A causa da ansiedade em gatos é multifatorial e exige mudança de manejo para restaurar o conforto e bem-estar do pet

Infelizmente, temos tido cada vez mais casos de ansiedade nos nossos gatos e, por outro lado, felizmente, ela vem sendo cada vez mais identificada e tratada. A ansiedade é um incômodo, um desconforto emocional e deve receber a atenção devida. Doenças e desconfortos emocionais como o estresse e a ociosidade podem desencadear baixa de imunidade e consequentes doenças físicas diversas. Portanto, o ideal é ter sempre uma boa conversa com um profissional de comportamento felino para melhoras contínuas no ambiente do gato, aliada a consultas periódicas com o médico-veterinário. Saúde não é só física, mas emocional também.
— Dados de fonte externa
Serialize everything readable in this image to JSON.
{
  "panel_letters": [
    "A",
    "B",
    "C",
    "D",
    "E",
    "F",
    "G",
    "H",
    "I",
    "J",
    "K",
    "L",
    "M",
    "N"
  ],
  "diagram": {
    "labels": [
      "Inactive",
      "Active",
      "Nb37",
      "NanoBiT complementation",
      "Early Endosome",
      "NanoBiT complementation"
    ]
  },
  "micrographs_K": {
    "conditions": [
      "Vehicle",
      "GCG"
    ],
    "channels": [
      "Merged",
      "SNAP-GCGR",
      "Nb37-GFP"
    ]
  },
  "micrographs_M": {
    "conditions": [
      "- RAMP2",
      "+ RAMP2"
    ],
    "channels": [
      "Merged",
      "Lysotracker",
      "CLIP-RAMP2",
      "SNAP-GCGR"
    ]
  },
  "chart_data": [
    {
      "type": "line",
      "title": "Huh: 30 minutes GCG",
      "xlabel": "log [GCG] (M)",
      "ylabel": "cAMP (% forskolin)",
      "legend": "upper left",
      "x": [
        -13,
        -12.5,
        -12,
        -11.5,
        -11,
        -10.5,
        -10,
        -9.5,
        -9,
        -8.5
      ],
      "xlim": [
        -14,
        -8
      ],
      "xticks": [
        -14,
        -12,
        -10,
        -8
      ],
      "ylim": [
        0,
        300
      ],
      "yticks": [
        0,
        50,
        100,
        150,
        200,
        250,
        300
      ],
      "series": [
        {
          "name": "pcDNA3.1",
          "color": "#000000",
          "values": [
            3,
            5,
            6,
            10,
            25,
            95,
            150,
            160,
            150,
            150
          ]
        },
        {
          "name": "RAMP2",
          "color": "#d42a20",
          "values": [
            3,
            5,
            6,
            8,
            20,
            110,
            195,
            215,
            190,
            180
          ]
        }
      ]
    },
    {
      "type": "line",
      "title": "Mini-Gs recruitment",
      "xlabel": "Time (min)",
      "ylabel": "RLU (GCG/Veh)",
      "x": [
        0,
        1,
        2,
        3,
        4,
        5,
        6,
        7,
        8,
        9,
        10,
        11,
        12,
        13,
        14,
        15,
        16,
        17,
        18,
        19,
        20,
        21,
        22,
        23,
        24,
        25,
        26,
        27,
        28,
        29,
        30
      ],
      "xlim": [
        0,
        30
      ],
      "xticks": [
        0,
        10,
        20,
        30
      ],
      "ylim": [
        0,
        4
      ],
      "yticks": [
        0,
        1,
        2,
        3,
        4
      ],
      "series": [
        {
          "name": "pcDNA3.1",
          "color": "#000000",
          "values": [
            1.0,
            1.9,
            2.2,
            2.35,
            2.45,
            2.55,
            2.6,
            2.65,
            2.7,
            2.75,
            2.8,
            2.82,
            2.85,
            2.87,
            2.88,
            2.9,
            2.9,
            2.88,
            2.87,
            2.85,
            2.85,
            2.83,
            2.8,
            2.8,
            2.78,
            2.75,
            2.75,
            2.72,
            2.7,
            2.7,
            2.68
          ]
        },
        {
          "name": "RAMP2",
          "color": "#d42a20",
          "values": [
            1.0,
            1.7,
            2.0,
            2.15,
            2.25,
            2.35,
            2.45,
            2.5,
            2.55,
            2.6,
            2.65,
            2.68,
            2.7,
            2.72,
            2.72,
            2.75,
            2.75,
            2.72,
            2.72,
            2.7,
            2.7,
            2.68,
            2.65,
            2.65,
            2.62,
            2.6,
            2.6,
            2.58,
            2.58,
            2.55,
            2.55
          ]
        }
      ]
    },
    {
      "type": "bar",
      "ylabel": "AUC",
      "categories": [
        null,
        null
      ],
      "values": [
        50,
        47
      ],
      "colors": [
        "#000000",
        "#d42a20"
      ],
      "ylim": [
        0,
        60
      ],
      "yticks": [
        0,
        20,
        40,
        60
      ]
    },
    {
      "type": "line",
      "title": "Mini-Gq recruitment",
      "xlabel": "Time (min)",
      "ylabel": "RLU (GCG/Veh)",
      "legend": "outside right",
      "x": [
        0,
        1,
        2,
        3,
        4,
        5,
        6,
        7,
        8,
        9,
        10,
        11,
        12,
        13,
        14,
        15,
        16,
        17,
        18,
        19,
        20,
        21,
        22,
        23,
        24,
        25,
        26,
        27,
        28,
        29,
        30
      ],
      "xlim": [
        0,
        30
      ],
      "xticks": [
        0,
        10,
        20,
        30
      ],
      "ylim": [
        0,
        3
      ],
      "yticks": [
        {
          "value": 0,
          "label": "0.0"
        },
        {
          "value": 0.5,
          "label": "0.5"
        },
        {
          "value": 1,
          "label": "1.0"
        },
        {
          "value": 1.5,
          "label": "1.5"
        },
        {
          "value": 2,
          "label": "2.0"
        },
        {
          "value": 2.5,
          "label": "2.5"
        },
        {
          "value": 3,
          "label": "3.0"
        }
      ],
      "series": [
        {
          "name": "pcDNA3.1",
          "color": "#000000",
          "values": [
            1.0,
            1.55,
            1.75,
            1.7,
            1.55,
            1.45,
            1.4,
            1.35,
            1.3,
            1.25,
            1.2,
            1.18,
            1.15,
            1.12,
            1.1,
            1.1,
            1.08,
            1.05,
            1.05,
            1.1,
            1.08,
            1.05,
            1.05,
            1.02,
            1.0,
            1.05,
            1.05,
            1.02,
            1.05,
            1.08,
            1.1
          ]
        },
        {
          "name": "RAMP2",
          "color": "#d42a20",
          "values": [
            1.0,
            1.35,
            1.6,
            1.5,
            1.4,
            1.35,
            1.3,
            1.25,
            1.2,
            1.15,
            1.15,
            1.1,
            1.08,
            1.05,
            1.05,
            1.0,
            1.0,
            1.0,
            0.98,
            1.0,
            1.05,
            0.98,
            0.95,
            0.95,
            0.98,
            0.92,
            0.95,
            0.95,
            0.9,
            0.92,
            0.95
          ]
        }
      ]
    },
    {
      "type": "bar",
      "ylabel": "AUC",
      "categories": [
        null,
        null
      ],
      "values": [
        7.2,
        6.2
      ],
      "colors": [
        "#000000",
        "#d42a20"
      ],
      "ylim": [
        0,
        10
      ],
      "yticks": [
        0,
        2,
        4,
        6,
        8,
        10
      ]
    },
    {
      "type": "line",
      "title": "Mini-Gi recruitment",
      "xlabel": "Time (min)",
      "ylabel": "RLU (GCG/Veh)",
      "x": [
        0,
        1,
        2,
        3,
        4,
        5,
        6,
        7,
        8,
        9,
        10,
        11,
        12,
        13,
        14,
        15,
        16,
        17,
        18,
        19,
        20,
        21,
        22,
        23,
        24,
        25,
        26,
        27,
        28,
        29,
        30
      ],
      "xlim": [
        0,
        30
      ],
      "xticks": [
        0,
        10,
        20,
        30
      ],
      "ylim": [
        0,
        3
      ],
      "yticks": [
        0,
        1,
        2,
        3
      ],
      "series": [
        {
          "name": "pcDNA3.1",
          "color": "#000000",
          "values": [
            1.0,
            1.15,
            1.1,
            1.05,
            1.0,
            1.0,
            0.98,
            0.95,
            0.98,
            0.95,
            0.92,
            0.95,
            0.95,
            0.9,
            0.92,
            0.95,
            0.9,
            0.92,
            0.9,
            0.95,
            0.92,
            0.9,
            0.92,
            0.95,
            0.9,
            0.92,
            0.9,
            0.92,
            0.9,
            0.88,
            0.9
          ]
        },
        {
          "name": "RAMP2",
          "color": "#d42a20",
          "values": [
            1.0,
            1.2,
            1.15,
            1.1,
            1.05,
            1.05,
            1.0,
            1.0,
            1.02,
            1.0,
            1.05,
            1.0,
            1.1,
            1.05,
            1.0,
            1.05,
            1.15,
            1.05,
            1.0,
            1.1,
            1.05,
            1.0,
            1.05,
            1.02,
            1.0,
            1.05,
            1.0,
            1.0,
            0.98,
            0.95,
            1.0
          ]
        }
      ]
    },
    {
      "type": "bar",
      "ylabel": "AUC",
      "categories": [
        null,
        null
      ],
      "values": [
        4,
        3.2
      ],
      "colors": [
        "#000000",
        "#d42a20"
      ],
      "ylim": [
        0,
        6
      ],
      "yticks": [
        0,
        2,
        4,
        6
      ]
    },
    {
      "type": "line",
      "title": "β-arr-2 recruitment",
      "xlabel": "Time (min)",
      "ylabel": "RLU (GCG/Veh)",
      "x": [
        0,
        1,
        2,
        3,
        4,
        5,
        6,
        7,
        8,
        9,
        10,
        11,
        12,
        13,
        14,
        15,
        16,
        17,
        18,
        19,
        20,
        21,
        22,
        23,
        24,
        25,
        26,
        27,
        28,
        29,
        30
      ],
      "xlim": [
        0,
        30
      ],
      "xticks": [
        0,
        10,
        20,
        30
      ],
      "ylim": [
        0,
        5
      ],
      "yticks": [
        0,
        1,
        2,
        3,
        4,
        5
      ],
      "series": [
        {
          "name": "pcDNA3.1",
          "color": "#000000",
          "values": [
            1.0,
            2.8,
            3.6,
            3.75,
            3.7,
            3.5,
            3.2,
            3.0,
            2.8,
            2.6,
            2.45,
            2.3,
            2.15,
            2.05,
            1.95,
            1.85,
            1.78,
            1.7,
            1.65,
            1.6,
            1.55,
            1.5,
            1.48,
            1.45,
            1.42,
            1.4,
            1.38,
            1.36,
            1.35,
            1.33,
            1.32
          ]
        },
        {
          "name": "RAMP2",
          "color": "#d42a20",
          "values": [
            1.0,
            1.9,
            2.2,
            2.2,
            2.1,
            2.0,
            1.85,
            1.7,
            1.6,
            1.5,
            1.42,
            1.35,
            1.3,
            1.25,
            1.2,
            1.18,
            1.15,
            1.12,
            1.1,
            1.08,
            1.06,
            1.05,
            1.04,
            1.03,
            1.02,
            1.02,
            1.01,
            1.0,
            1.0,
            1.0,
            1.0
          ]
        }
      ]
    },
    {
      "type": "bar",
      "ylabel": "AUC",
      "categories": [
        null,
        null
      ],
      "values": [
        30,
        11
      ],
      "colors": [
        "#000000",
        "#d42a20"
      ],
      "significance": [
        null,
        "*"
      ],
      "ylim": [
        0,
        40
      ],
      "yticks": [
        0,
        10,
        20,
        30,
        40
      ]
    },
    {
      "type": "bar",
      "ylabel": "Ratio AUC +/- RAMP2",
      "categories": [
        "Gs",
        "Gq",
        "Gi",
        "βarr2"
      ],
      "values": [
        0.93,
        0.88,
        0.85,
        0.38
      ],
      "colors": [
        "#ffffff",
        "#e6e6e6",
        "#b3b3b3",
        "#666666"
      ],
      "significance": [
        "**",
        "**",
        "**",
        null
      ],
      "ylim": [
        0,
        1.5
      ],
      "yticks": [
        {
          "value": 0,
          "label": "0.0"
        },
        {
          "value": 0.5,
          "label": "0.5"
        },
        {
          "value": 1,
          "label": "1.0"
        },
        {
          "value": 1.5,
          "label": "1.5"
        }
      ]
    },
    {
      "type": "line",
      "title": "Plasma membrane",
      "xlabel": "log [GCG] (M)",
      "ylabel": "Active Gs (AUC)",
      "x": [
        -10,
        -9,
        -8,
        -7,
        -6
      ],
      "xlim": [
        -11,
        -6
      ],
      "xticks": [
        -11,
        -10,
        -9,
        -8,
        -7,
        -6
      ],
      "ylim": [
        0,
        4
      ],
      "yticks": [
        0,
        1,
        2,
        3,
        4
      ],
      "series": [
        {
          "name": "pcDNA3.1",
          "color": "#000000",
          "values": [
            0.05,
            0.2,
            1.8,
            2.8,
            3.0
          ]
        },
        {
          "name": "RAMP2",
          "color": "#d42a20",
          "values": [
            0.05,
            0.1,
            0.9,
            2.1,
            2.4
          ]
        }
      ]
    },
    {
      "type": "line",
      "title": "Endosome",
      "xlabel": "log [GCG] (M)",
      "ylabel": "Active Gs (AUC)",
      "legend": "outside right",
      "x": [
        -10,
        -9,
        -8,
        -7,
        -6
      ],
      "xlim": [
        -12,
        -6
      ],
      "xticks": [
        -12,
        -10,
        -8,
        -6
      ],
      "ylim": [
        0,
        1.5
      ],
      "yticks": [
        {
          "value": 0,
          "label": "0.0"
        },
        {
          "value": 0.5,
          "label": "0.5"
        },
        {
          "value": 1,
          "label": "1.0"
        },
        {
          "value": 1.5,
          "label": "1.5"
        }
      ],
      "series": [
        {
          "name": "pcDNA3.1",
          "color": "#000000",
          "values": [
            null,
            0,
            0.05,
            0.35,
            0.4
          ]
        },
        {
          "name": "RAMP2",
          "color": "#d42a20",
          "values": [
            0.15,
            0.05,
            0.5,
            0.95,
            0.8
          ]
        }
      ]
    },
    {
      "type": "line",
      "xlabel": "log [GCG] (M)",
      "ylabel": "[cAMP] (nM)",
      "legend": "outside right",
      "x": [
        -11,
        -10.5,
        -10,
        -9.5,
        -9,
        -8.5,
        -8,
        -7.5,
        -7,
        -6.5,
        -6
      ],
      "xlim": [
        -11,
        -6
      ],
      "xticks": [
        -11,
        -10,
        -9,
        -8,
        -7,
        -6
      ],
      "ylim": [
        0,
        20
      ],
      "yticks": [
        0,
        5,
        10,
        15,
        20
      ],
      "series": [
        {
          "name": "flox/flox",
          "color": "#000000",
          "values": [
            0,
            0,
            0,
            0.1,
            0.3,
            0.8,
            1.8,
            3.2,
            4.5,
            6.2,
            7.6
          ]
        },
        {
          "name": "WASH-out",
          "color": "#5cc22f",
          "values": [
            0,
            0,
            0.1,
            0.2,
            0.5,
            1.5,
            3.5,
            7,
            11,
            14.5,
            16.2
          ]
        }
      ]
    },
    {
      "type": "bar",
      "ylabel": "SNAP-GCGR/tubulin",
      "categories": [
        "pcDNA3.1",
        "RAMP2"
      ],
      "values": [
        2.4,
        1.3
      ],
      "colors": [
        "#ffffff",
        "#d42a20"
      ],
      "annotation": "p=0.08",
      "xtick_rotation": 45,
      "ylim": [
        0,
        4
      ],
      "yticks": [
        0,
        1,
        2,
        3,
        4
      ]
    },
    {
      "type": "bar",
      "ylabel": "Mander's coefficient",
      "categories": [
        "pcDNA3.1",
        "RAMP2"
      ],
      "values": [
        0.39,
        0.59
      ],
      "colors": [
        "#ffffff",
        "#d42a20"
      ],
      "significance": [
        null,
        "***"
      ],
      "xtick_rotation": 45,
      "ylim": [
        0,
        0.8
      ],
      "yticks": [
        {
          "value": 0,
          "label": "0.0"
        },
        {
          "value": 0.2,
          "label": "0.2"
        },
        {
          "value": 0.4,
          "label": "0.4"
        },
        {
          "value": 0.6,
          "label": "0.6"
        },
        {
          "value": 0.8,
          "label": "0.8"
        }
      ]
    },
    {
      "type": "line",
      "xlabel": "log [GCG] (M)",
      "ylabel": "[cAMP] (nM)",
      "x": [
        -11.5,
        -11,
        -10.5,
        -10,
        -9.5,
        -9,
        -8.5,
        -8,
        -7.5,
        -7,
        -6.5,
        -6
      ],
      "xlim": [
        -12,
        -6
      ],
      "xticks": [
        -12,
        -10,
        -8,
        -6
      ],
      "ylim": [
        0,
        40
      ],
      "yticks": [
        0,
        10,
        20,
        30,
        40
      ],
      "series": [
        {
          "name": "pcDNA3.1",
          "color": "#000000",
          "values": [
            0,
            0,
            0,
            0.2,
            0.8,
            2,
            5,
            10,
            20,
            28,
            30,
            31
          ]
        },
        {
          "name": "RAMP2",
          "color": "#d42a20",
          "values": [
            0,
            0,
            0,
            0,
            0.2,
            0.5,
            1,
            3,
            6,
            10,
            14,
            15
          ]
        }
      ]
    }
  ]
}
A causa da ansiedade em gatos é multifatorial e pode não ser a mesma para todos os gatos. O que causa ansiedade em um gato, pode não causar em outro, apesar de a maioria dos fatores listados a seguir, serem comuns em gatos:
• Brincadeira com laser: aquela em que o gato apenas persegue a presa, mas nunca caça. Já temos artigos científicos comprovando os malefícios desse tipo de brinquedo que facilmente traz um sentimento de frustração e até agressividade no gato, que fica ansioso por nunca pegar uma presa. Por isso, não recomendamos as brincadeiras com laser.
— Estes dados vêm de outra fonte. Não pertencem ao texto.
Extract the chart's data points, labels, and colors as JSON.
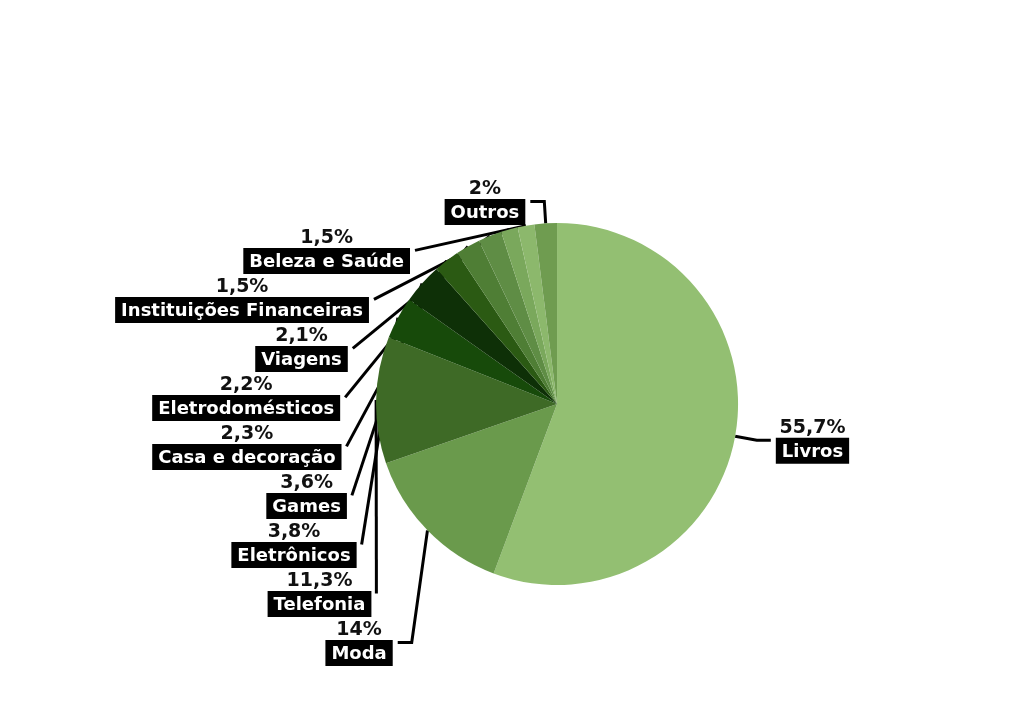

• Comida fracionada: com exceção de gatos que estão passando por algum tratamento e precisam se alimentar em horários específicos por conta de medicação, na natureza, o gato é uma espécie que faz várias refeições ao longo de 24h. Portanto, se o seu gato é saudável, o mais recomendado é que ele tenha o alimento à vontade, oferecido também em comedouros lentos (comedouros em quebra-cabeças, bolinhas que soltam ração ou puzzle feeders). A situação se agrava quando temos vários gatos na mesma casa, pois a prática do fracionamento pode gerar a sensação de escassez de recurso, levando a um aumento de agressividade e brigas entre gatos, além da ansiedade na hora de comer, o que geralmente faz o gato regurgitar a ração (“vomitar” logo depois de comer).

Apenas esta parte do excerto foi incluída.